Former southern Brooklyn Councilmember Chaim Deutsch was sentenced Thursday to 3 months in prison and 1 year of supervised release, along with $107,000 restitution to the government and a $5,500 fine in relation to federal tax fraud charges.
The former pol appeared alongside his attorney, family, and friends before US Magistrate Judge James Cott at Manhattan federal District Court to face sentencing, after pleading guilty in April to evading nearly $83,000 in taxes he owed between 2013 and 2015 as the owner of real estate firm Chasa Management. The charges against Deutsch carried maximum penalties of up to a year in prison, a year of supervised release, and a fine of $100,000. Deutsch’s attorney, Henry Mazurek, had asked that he be sentenced to probation, community service, and restitution of the tax liability plus about $25,000 in interest.

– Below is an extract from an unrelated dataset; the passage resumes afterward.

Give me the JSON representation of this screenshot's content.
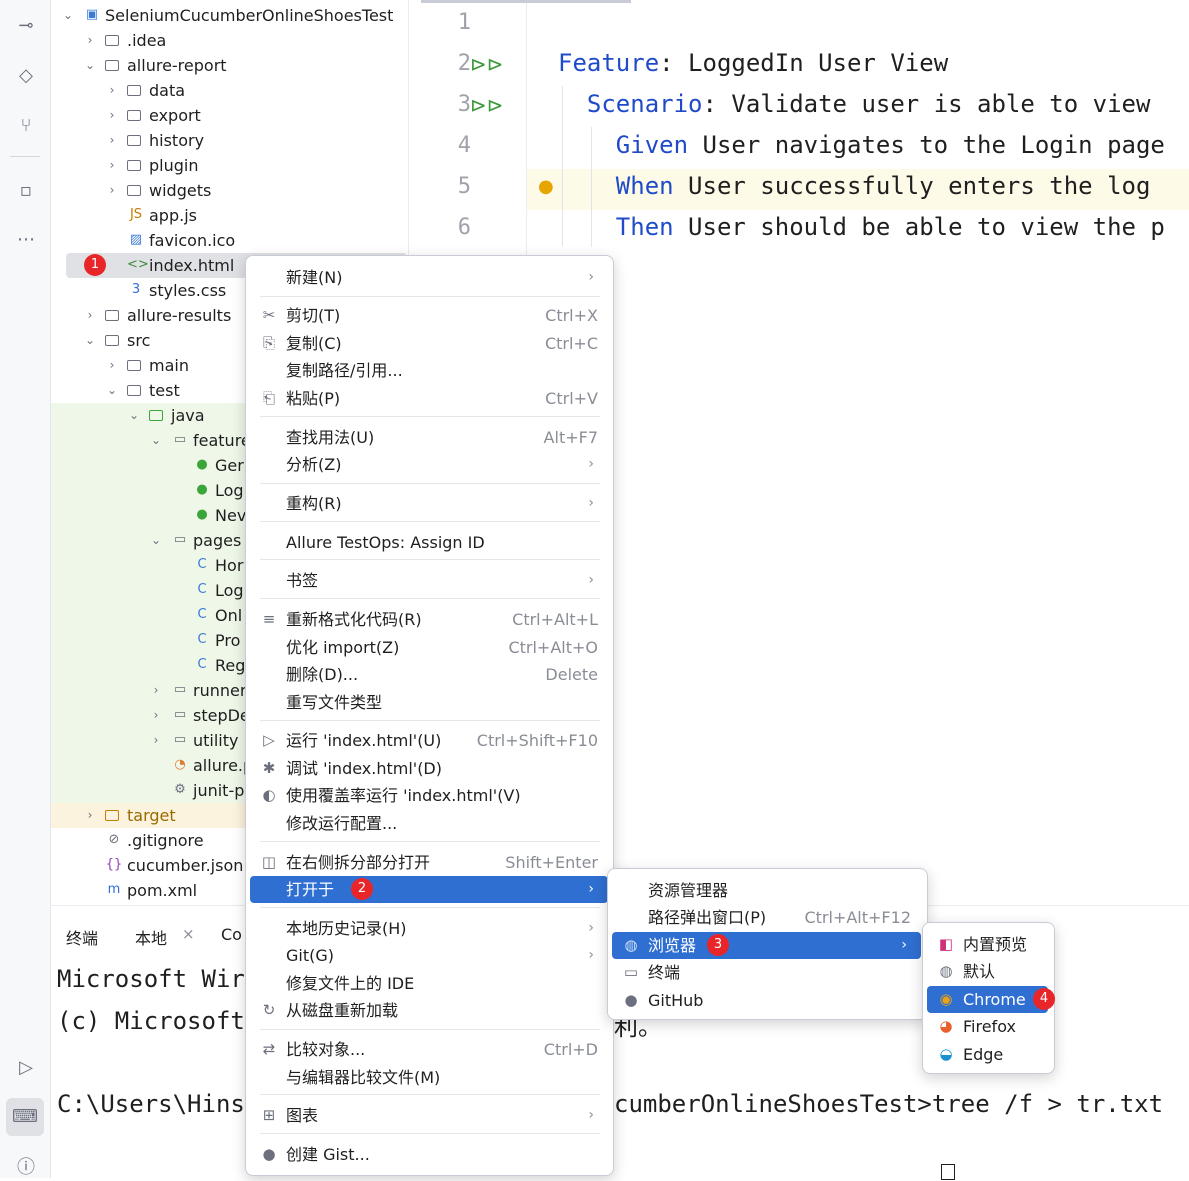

Deutsch, a Democrat who represented the 48th Council District, which includes Brighton Beach, Manhattan Beach, Sheepshead Bay, Homecrest, and part of Midwood, was expelled from the City Council in April, a few days after copping to the charges. City Council Speaker Corey Johnson cited the state’s public officers law stating that an office was automatically vacated after its holder is convicted of a crime involving the violation of their oath of office in a statement after expelling Deutsch from the Council.
“I want to apologize to the court, my family, my former staff from the City Council’s office, and most of all, my former constituents of District 48,” Deutsch said in remarks before Judge Cott. “I apologize for the conduct that brings me to my sentencing today. I was wrong for what I did. I should never have tried to avoid paying my fair share of taxes. I’ll have to live with these bad decisions for the rest of my life.”
Eli Mark, the prosecutor in charge of the case with the Southern District of New York, however, argued that what Deutsch did was not a mistake, but rather continuous, systematic fraud that occurred, at least partially, while he was charged with representing his community in a position of high public trust.
“This was not aberrant conduct that occurred on a single occasion,” Mark said. “It was deliberate conduct that occurred year after year.”
Cott also argued that Deutsch’s position of public trust exacerbated the offenses he committed in handing down a sentence, and said that his sentence should act as a deterrent to both members of the community and other public officials that tax evasion wouldn’t be tolerated even by powerful people.
“There is no doubt that his conduct was intentional,” Cott said. “It was not a mistake, or an oversight. His course of conduct is exacerbated by the fact that the defendant was a public official at the time of his criminal activity. Indeed…Mr. Deutsch was not paying his fair share of taxes to fund the very government services he was helping to oversee as a member of the City Council.”
“I do believe, given all the circumstances here, that a period of incarceration is necessary,” Cott continued. “To decide otherwise would send the wrong message. There is a real financial loss to the government in this case. A public official who knowingly filed false tax returns for three years must go to jail.”
Mazurek noted that Deutsch will have to sell his house to pay restitution, though Mark noted that the house was purchased while the tax fraud was being committed.
Cott ordered that Deutsch surrender to federal custody to begin his sentence by October 29. Mazurek asked that Deutsch be remanded to the federal prison at Otisville, Orange County, which Cott agreed to recommend, though ultimately the determination is up to the federal Bureau of Prisons.
Deutsch, 52, was first elected to the Council in 2013 and was reelected in 2017. Prior to serving in public office he worked as a political aide, in real estate and property management, in fashion manufacturing, and volunteered with the Flatbush Shomrim patrol, which he founded in 1991.
Deutsch’s real estate business was relatively lucrative: before the Council voted to limit outside income in conjunction with a pay raise, he had some of the highest side earnings of any member of the Council, with earnings from Chasa Management topping six figures. Deutsch in 2017 pledged to divest from his real estate holdings by the time the new outside income limits went into effect on Jan. 1, 2018, the first day of his second term; Judge Cott noted Thursday that Deutsch had not received income from Chasa Management since 2017.
The pol is a conservative firebrand and often found himself at odds with the priorities of the Council’s Democratic caucus at large, but his office was nonetheless considered to have strong constituent services. District residents and former Deutsch staffers say that those services have diminished significantly since the Council’s central office took over the 48th District’s operations, which now include only constituent services, with no legislative or political teeth.
As of July 23, in keeping with Council procedure, Deutsch’s staffers have either been laid off, or have moved to work in the central office or with other members. The layoffs have been criticized by both former staffers and residents.
Had Deutsch not been expelled from the Council, his term would have been up at the end of the year. The Democratic primary to replace him was won by Steven Saperstein, who will face Republican Inna Vernikov in the November general election. Whoever wins the election will take office as soon as the Board of Elections certifies the results, rather than on Jan. 1, 2022 as will most new councilmembers.
The Daily News reported that Deutsch has been working as a property manager in Brooklyn as he awaited sentencing this summer.